Dans l'opinion publique, une image colle à la peau des bénéficiaires d'allocations d'insertion (anciennement appelées allocations d'attente) : celle de jeunes sortis des études, n'ayant

pas encore travaillé ni cotisé à la sécurité sociale. Cette image a vécu. Dans les faits, beaucoup de jeunes et de moins jeunes vivent aujourd'hui des allocations d'insertion.

En cause ? La détérioration du marché du travail. Dans les faits, les contrats à durée indéterminée et à temps plein se font rares alors que "fleurissent" les emplois à temps partiel, les boulots à durée déterminée, les missions d'intérimaires et autres contrats à la prestation. Ces emplois précaires permettent rarement d'ouvrir un "vrai" droit au chômage quand le travail n'est plus au rendez-vous, fait remarquer Vie Féminine (1). Les premières concernées sont les femmes, elles qui occupent majoritairement ce type d'emplois.

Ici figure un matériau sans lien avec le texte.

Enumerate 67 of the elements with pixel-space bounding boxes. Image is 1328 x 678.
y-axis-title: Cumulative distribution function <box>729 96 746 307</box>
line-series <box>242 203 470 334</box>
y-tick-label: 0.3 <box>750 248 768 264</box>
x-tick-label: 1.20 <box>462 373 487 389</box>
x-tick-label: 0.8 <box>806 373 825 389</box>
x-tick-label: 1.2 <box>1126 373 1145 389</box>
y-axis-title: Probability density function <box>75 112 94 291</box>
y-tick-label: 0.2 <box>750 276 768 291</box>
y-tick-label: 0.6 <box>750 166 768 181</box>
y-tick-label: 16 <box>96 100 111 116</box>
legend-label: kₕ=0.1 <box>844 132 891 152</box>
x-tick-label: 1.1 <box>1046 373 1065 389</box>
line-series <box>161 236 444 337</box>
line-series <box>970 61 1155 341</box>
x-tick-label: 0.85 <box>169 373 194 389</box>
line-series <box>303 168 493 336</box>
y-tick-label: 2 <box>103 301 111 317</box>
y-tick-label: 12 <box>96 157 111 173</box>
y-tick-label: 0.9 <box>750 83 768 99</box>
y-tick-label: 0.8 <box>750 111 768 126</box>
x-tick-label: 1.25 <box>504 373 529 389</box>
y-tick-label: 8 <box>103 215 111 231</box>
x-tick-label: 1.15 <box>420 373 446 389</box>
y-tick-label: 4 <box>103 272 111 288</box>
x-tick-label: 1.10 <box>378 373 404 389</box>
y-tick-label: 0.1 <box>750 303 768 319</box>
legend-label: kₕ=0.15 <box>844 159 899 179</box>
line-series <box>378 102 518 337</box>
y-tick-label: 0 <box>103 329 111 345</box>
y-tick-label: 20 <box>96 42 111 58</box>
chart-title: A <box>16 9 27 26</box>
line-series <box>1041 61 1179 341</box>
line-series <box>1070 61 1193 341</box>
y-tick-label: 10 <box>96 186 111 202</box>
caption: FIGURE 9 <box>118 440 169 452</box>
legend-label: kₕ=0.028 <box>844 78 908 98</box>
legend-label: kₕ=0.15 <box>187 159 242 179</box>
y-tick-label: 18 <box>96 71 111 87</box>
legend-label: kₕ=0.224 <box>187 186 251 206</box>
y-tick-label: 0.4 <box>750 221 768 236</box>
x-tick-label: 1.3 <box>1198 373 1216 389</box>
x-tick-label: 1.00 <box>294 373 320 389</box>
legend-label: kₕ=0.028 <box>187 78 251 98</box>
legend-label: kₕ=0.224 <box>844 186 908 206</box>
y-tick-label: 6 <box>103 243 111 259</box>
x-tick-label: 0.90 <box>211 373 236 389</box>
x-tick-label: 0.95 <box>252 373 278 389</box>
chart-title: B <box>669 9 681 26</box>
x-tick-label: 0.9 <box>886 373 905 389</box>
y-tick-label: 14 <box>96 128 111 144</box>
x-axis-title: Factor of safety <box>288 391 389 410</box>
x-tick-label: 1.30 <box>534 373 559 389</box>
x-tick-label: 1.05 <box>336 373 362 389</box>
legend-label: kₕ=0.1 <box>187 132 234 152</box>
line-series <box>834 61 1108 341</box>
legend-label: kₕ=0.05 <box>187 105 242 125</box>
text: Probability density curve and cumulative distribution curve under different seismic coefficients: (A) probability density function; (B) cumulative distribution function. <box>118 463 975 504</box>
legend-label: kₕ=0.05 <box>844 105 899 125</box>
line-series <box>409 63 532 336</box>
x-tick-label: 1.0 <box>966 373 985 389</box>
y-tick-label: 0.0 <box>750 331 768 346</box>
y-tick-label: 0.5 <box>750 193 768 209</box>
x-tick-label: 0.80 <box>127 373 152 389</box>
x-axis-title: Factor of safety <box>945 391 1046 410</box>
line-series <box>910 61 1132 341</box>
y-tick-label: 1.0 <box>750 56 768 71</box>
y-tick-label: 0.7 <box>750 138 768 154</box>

"Avant 36 ans, il faut 12 mois de travail à temps plein sur une période de 21 mois pour bénéficier d’allocations de chômage sur la base du travail, dénoncent à leur tour les Jeunes CSC. Qui peut dire aujourd’hui qu’il est facile de trouver un emploi temps plein à durée indéterminée (ou d’au moins un an), en début de carrière ? Plutôt que d’avoir le courage de supprimer purement et simplement l’allocation d’insertion, les gouvernements Di Rupo puis Michel l’ont rabotée de tous côtés. Il n’en reste quasiment plus rien. Ce ne serait pas si grave si les allocations de chômage, sur base du travail, n'étaient pas si restrictives".

Ceci explique pourquoi le chômage des jeunes est devenu, au fil du temps, un chômage courant chez les trentenaires et pas loin de l’être tout autant chez les quadragénaires… Une réalité que l'on pourra bientôt conjuguer au passé, puisque la réforme limitant l'octroi des allocations d'insertion à trois ans a produit ses premiers effets le 1er janvier dernier.

Stop Artt

Le revenu d'intégration ou plus rien

"Cette réforme introduit un changement décisif dans la politique d'activation des chômeurs telle qu'elle est menée dans notre pays, souligne de son côté le Réseau Stop Art63&2 (du nom de l'article de loi en question) qui rassemble plus de 80 organisations(2). En effet, à l'obligation de chercher du travail (effective pour les bénéficiaires d'allocations d'insertion - NDLR), elle substitue désormais l'obligation d'en trouver ! Il y a en Belgique plus d'un million de personnes totalement ou partiellement hors emploi pour… 50.000 offres d'emploi mensuelles ! Dans ce contexte, prétendre qu'affamer des individus va les pousser à trouver un emploi alors qu'il en existe si peu relève de la perversité. Cela va tout simplement conforter le pourcentage élevé de pauvres que compte déjà la Belgique."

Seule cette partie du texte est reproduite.